Film franco-luxembourgo-taïwanais d’Abderrahmane Sissako (2023), avec Nina Melo, Han Chang, Wu Ke-xi, Michael Chang, Yu Pei-jen, Wei Huang, Emery Gahuranyi, Isabelle Kabano, Odo Marie, Franck Pycardhy, Cheikh Ahmed Kenkou… 1h50. Sortie le 28 février 2024.
Un exil exotique
Abderrahmane Sissako est un homme raisonnable qui ne filme que quand il en éprouve un véritable besoin. César 2015 du meilleur réalisateur pour Timbuktu, chronique impressionniste de l’impact du fondamentalisme religieux sur la vie quotidienne d’un village mauritanien, il revient neuf ans plus tard avec un film aux antipodes du précédent à tous les sens du terme.
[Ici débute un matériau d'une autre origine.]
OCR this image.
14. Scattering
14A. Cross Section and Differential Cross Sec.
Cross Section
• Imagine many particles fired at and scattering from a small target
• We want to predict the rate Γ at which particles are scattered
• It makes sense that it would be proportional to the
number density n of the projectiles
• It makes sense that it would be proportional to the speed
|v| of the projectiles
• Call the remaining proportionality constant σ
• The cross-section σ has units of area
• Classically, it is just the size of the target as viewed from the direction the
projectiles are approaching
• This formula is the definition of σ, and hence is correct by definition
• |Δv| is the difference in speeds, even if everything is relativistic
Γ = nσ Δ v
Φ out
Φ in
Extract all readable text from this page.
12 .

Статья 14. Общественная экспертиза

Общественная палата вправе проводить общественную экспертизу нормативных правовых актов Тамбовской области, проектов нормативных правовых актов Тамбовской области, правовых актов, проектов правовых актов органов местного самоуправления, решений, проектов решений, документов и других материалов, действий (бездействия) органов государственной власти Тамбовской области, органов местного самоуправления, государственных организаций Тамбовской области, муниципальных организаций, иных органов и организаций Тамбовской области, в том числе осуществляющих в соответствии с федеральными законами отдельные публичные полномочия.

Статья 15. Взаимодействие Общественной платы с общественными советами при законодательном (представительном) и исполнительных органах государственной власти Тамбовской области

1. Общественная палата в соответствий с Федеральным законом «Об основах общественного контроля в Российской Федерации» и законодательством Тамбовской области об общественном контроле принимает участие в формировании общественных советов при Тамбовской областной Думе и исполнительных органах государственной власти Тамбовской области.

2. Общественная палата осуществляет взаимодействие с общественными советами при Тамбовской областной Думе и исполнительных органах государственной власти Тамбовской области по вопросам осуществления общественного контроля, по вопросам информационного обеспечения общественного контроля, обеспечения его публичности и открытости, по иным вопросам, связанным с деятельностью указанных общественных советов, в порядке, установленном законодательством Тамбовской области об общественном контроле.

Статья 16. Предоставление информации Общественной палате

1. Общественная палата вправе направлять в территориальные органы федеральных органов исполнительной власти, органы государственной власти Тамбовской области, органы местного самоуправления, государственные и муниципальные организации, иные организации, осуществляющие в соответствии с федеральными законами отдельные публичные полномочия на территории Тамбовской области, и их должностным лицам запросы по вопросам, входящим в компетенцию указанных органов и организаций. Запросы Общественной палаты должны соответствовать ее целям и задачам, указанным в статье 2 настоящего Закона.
Entre-temps, il s’est associé avec le compositeur britannique Damon Albarn pour évoquer huit siècles d’histoire des Mandingues dans un opéra intitulé Le vol du boli (2020). Black Tea s’attache à l’exil d’une jeune Ivoirienne qui décide de dire non à l’homme qu’elle s’apprêtait à épouser et remet son avenir en question en émigrant à Canton où elle tombe amoureuse d’un négociant en thé plus âgé. Un sujet déroutant mais profondément romantique qui n’utilise son contexte géopolitique que comme une toile de fond accessoire. On y découvre la Chine sous un jour inédit, à travers une communauté en fait mal accueillie par les autochtones. Comme une sorte de terre ancestrale qui perpétue des traditions séculaires et où existe une diaspora africaine qui cultive ses traditions. Détail significatif, le film a été tourné à Taïwan et non en Chine populaire comme le souhaitait initialement le réalisateur qui y avait pourtant effectué plusieurs voyages préliminaires afin de juger de cette situation méconnue. La première surprise du film est de montrer cette contrée pour le moins controversée comme un pays de cocagne où le temps semble s’être arrêté et où le régime ne semble exercer aucune prise. Licence poétique ? En homme de bonne volonté, Sissako épouse le point de vue bienveillant de cette femme déracinée. Jusqu’au moment où le regard des autres devient un peu trop envahissant. Non seulement cet homme et cette femme affichent une grande différence d’âges, mais ils appartiennent à des ethnies étrangères qui font affleurer un racisme latent, l’homme n’ayant pas tout à fait réglé ses comptes avec son passé sentimental…
Un bonheur lointain
Sans être à proprement parler un film politique, Black Tea traite de la tolérance. C’est d’ailleurs le thème de prédilection d’Abderrahmane Sissako qui l’aborde cette fois dans un contexte un peu déconcertant dont on aurait pu imaginer qu’il en inverse le postulat. L’Afrique est en effet depuis quelques années un champ d’investigation où la Chine s’introduit de façon presque invisible : en achetant des espaces et en implantant des têtes de pont commerciales dont la population ne soupçonne pas toujours l’existence tant elle est discrète. Sissako a choisi de faire le voyage inverse, en abordant le déracinement d’un point de vue purement humain. Son film se situe en quelque sorte hors du temps et revient aux fondamentaux de l’amour. C’est une histoire simple et en même temps compliquée par tout ce qui sépare ses deux protagonistes. En fait, il faudra la dernière image pour qu’on comprenne le sens véritable de tout ce qui a précédé. Abderrahmane Sissako est comme ça : c’est un incorrigible rêveur qui s’obstine à toujours regarder en priorité la beauté du monde. Même quand il en dénonce les dysfonctionnements et leurs conséquences humaines. Alors quand il entreprend de nous parler d’amour, il ne fait rien comme tout le monde et part du principe au fond acceptable que les amoureux sont seuls au monde et que leur passion les rend insensibles à tout ce qui les entoure. Tel est le pari de ce film qu’il faut considérer comme un conte et qui raccorde avec le titre d’un autre opus de ce cinéaste dont la rareté fait le prix : En attendant le bonheur (2002). Quant à ses mystères, il faudrait sans doute plusieurs visions pour les dissiper et en détacher les différentes couches aglutinées les unes aux autres.